BOSTON — Despite filling 2,760 job postings between March and October, the shortage of educators and support staff in Boston Public Schools is still large, according to the district’s annual update on hiring and workforce diversity.
There were 797 vacancies across the district this week when the Human Capital Office updated the School Committee on recruitment and retention efforts. That number is down from the 838 openings on Oct. 1.
Educators are leaving the city district much later this school year than usual, said Raecia Catchings, interim chief human capital officer. Madison Park Vocational Technical, Charlestown high schools, and the grade K-8 Hennigan and Orchard Gardens schools — among the city’s largest — are receiving “intense focus” from her office, she said.
The city’s high schools are down 62 teachers, and at the elementary-middle school level, there are 46 vacancies, district figures show. Despite those deficits, 80 of the district’s 125 public schools are either fully staffed or short just one teacher, Catchings said.
There are roughly 11,000 school employees serving about 49,000 students.
“On several occasions this year,” Catchings said, “we have been in school buildings and literally working through how we can get educators in front of the classrooms and to close out these vacancies.”
The COVID-19 pandemic, Catchings said, has exacerbated workforce challenges in education, like it has in nearly all industries, as “burnout is certainly a reality.” Roughly 392 staffers have left the district so far this year, the highest rate over the past five years, figures show.
Educators leaving have stated in exit surveys they are turned off by the lack of work-life balance, the culture within their school and the district, as whole, and the lack of new leadership positions to apply to, said Charles Grandson, chief of equity and strategy.

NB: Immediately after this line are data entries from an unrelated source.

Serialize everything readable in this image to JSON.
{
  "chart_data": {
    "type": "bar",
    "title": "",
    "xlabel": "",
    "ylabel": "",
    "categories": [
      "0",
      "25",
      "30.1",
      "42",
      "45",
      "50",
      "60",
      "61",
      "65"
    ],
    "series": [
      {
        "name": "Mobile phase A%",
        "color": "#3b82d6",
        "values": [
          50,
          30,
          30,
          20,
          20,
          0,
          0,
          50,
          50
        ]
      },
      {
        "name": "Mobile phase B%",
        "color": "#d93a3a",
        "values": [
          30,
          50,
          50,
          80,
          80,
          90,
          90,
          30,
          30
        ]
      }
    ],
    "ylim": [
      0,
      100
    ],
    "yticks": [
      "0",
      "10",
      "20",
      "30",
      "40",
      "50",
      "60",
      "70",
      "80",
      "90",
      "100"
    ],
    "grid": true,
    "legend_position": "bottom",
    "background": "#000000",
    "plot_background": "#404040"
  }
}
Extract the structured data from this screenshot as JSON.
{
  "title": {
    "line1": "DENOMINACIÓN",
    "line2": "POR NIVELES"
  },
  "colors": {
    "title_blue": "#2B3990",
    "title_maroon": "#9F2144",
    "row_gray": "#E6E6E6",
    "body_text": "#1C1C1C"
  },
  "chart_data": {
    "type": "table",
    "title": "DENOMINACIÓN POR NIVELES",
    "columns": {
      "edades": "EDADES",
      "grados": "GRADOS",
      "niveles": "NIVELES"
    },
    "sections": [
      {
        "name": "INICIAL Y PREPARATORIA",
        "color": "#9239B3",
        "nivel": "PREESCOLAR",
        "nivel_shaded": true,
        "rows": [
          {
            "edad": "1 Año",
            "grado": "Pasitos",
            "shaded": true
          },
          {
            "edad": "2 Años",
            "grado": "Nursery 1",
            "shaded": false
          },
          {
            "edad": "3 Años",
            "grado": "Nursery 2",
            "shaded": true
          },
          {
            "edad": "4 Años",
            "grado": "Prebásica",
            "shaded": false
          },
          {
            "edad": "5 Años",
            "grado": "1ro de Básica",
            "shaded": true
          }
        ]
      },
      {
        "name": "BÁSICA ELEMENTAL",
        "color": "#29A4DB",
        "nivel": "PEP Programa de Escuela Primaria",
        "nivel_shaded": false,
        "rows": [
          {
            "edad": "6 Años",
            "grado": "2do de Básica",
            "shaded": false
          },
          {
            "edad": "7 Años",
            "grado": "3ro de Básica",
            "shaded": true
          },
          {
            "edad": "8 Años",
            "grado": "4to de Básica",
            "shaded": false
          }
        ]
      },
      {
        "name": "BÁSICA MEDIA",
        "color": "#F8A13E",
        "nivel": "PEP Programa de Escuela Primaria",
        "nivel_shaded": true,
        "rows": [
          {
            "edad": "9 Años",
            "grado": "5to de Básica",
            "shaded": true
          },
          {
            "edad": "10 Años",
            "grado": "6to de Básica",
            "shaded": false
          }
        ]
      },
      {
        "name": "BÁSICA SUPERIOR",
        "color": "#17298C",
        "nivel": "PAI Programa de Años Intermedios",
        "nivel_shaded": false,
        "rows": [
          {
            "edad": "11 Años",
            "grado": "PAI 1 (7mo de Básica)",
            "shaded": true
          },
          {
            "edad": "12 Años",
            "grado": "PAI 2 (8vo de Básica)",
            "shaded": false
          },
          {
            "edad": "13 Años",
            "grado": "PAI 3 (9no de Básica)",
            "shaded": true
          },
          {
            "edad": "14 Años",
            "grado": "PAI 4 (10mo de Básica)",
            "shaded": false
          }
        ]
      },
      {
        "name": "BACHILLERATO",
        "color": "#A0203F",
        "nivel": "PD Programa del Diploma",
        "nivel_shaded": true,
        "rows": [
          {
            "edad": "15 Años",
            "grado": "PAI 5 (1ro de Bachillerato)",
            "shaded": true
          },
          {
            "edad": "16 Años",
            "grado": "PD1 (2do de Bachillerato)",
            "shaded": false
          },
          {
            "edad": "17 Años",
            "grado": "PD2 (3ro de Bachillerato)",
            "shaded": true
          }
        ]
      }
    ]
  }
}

“Our work is to use their feedback to inform our retention strategies moving forward to help mitigate as many exits as possible,” he said.
These shortages come amid an “unprecedented investment,” with the district adding 1,220 new positions since the 2019-20 school year, Catchings said.
Officials are tapping into the district’s federal virus relief funding to bring in more family liaisons, nurses and social workers, among other roles, to help meet social, emotional and physical needs of students outside of the academic setting.
Filling vacancies in special education, science and English as a second language are key priorities, Superintendent Mary Skipper said.
Maureen Moore, principal administrative clerk for the Human Capital Office, highlighted the challenges facing district staffers part of the Administrative Guild, which represents a variety of central- and school-based employees.
She pointed to the district’s residency requirement, the city’s expensive rental market and how staffers are underpaid, such as special education clerks who make $17 per hour and school secretaries who make $20 per hour.
“Most of our members are single-income households, many of them single-parent households and visiting food banks,” Moore said. “These are full-time city of Boston workers and their wages are shameful.”